Infertility and pregnancy loss are common health disorders affecting women. Our long-term research goal is to define critical physiological and genetic pathways that regulate uterine development, function and regeneration in order to diagnose, treat, and prevent infertility and disease problems in women. This application is specifically focused on the glands of the endometrium that are characteristic features of all uteri and critical for pregnancy. Pregnancy loss is the most common complication of human gestation, and recurrent pregnancy loss and infertility are observed in uterine gland knockout animal models. The pioneer transcription factor forkhead box A2 (FOXA2) is expressed solely in the glands of the mouse and human uterus, a critical player in uterine development and function, and implicated in a variety of diseases (infertility, adenomyosis, endometriosis, adenocarcinoma). Recent evidence strongly supports the idea that uterine glands and, by inference, their products have biological roles in uterine receptivity, blastocyst/conceptus survival and implantation, and stromal cell decidualization, which are essential processes in pregnancy establishment. However, our understanding of uterine gland and FOXA2 biology is very incomplete, particular in humans. Guided by strong preliminary data, two specific aims are proposed: (1) FOXA2 regulation of uterine physiology; and (2) impact of uterine glands on stromal cell decidualization. An integrative systems biology approach employing a combination of innovative mouse models and human endometrium will be used to discover important conserved functions of uterine glands. The proposed aims are conceptually and technically innovative and together will have a broad impact on the field by filling a substantial gap in our fundamental knowledge of uterine biology and pregnancy loss. This application specifically targets NIH program announcement PA-16-160 entitled “NIH Research Project Grant (Parent R01)” and focuses on understanding early pregnancy loss and genetic basis of idiopathic female infertility, which is a major research priority of the Fertility and Infertility Branch of the NICHD. In the long term, an increased understanding of uterine gland biology is important for diagnosis, prevention, and treatment of fertility and pregnancy problems and also for regenerative medicine therapies aimed at organ replacement and stem cell therapies to treat infertility and disease in women.

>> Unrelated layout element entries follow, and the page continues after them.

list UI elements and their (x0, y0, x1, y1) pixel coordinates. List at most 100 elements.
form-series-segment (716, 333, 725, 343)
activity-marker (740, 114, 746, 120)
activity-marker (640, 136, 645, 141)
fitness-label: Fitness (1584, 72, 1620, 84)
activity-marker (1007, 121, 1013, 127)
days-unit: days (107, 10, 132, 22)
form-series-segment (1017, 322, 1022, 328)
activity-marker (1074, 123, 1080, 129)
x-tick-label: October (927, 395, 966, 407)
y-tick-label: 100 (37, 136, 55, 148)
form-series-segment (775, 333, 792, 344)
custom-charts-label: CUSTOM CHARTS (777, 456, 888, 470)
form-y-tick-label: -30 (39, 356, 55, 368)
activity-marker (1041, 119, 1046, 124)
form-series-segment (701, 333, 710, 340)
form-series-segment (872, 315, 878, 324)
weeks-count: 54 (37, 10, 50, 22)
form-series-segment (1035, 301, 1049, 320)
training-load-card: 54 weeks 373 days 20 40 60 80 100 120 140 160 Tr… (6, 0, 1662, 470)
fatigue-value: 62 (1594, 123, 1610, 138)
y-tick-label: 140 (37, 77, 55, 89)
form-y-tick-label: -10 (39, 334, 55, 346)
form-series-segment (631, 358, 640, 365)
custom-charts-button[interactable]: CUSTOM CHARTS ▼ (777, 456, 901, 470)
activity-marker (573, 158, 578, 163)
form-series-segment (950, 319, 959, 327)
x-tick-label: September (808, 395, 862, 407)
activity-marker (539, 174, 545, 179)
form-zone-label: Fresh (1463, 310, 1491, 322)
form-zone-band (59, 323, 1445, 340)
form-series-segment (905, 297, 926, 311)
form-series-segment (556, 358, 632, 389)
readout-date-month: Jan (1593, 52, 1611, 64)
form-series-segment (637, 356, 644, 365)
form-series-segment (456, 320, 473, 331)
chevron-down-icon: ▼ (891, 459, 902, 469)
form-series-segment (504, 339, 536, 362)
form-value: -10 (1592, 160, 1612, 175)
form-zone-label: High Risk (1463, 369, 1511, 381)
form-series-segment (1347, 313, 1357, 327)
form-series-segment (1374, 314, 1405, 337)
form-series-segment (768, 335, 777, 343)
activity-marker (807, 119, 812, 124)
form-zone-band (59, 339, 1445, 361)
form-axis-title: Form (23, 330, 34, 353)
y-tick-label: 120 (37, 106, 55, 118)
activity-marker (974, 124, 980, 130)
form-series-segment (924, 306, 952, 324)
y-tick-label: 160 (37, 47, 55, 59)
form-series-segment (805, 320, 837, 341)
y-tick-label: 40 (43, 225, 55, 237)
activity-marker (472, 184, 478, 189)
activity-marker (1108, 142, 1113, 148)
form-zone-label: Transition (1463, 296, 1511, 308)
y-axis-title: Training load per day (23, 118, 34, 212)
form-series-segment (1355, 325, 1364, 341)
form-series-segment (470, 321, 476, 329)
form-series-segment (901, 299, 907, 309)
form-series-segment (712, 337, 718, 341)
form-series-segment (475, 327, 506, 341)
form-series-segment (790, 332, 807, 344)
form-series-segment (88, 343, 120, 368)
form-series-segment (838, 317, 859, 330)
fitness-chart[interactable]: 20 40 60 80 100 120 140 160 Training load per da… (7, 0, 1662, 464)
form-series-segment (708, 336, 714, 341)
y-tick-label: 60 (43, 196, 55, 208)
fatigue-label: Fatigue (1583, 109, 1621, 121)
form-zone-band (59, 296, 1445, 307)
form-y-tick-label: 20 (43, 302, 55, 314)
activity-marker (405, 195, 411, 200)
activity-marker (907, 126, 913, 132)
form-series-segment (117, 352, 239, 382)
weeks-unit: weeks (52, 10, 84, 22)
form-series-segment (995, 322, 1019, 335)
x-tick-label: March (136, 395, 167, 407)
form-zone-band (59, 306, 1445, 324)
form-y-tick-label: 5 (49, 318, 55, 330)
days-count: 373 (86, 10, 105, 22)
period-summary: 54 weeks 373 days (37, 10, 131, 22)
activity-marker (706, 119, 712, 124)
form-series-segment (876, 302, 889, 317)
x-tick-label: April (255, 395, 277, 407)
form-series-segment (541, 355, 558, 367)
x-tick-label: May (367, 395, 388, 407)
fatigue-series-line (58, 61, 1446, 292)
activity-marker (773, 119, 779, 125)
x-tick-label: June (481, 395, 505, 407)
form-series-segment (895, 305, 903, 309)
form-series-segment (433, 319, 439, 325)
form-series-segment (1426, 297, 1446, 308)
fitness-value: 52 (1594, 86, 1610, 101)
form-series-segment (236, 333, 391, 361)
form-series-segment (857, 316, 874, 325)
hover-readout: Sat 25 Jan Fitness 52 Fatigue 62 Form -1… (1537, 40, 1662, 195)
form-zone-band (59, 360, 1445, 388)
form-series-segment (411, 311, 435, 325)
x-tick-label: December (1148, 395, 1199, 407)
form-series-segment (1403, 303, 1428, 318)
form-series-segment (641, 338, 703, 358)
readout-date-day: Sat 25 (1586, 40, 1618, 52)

不育和怀孕丧失是影响女性的常见健康障碍。我们的长期研究目标是 定义调节子宫发育，功能和再生的关键生理和遗传途径 为了诊断，治疗和预防女性的不育症和疾病问题。此应用程序是专门的 专注于子宫内膜的腺体，是所有子宫的特征，对怀孕至关重要。 怀孕丧失是人类妊娠的最常见并发症，以及复发性怀孕和不育 在子宫腺体敲除动物模型中观察到。先锋转录因子叉子盒A2 （FOXA2）仅在小鼠和人子宫的腺体中表达，子宫发育的关键参与者 和功能，并在多种疾病中实施（不育，子宫腺癌，子宫内膜异位症，腺癌）。 最近的证据强烈支持了子宫网格并通过推断其产品具有生物学的想法 在子宫受体，胚泡/概念的生存和植入以及基质细胞决定性中的作用， 这是怀孕建立的基本过程。但是，我们对子宫腺的理解和 FOXA2生物学非常不完整，特别是在人类中。在强大的初步数据的指导下，两个具体的目标 提出：（1）FOXA2子宫生理学调节； （2）子宫腺对基质细胞的影响 决定。使用创新鼠标模型的组合的集成系统生物学方法 人子宫内膜将用于发现子宫腺的重要组成功能。提议 目的在概念和技术上都是创新的，通过填充一个 我们对子宫生物学和妊娠丧失的基本知识的巨大差距。该应用程序专门 针对NIH计划公告PA-16-160标题为“ NIH研究项目赠款（父母R01）”，并重点关注 了解特发性女性不育症的早期怀孕丧失和遗传基础，这是一项主要研究 NICHD的生育能力和不育分支的优先级。从长远来看，对 子宫腺生物学对于生育和妊娠问题的诊断，预防和治疗很重要 以及用于旨在器官置换和干细胞疗法的再生医学疗法，以治疗不育症 和女性疾病。